Look, I’m not gonna pretend like the solution to several Star Trek conundrums isn’t technobabble and horseshit, but at the very least, it’s more interesting because you get to watch the characters outsmart the problem. In Fellowship, any sneaky advantage like the mithril-coat or that bottle of star water is just some plot coupon given to the protagonist by someone else. Hobbits get handed shit. Starfleet builds shit.
THE FINAL WORD:
I could list many more elements from these three Trek episodes that I think would have made The Fellowship of the Ring, particularly the second half, a far more interesting film about a diverse group of characters with a single goal, but I want to end on a general observation about science fiction vs. fantasy.
Fantasy is about where we’ve been. Science fiction is about where we’re going.

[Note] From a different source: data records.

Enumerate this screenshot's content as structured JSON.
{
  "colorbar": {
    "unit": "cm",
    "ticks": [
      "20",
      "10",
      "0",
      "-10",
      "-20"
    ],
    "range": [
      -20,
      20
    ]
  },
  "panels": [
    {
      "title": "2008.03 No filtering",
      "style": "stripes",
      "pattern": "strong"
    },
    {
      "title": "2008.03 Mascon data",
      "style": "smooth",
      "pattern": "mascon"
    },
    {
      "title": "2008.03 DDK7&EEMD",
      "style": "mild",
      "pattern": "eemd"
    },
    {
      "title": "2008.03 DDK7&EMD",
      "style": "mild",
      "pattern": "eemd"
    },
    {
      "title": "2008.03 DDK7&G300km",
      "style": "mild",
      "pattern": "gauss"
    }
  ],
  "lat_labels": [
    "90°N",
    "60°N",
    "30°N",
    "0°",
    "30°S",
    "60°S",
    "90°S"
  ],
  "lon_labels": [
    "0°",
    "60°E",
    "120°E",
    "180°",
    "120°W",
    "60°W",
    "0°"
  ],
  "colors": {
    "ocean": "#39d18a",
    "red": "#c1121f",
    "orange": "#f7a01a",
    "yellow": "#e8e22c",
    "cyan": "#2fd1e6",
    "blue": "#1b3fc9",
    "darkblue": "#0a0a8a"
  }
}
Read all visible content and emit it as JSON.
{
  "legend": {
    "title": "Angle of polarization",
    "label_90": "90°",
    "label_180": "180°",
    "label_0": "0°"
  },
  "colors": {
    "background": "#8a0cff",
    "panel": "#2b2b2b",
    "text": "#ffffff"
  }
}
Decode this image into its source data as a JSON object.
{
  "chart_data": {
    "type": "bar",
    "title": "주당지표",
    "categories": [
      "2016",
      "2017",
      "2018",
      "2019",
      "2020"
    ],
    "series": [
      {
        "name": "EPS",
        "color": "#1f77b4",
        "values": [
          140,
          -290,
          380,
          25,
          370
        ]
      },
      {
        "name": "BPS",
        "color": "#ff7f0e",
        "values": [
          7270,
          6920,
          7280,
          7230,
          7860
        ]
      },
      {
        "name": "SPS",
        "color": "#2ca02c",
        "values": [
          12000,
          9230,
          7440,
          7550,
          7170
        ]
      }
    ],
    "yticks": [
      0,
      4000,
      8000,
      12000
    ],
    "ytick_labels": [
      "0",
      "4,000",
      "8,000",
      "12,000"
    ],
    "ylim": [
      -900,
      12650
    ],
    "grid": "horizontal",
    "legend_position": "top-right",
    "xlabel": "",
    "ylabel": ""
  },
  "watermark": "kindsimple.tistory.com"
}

I’ll keep the Joseph Campbell to a minimum here, but fantasy has always struck me as an analysis of society’s old ways of thinking: kill this, screw that, and here comes a mystical creature that exists solely to represent some part of the human psyche. Science fiction absolutely has some of these same elements, but of the two genres, it seems to be the one that asks us to maybe not try the killing option, and while we’re at it, here come five more ethical quandaries that we’re barely prepared to start discussing as a species, but we’d better hurry up. Fantasy may age better due to its primal nature, but at least science fiction is bothering to bring up these questions in the first place.
The three Star Trek episodes I watched today were created to excite and entertain, but they also tackled issues of mercy, responsibility, freedom, accountability, conflict resolution, problem-solving, and our place in the universe. The Lord of the Rings is about a poisonous, addictive, magical form of pure evil that can only be stopped through destruction, and that’s a very old way of thinking indeed.
ONE THING THAT WOULD HAVE IMPROVED THE MOVIE:
Not J.J. Abrams, that’s for damn sure.
Lens flare jokes: hacky, dated, easy to Photoshop. Good night!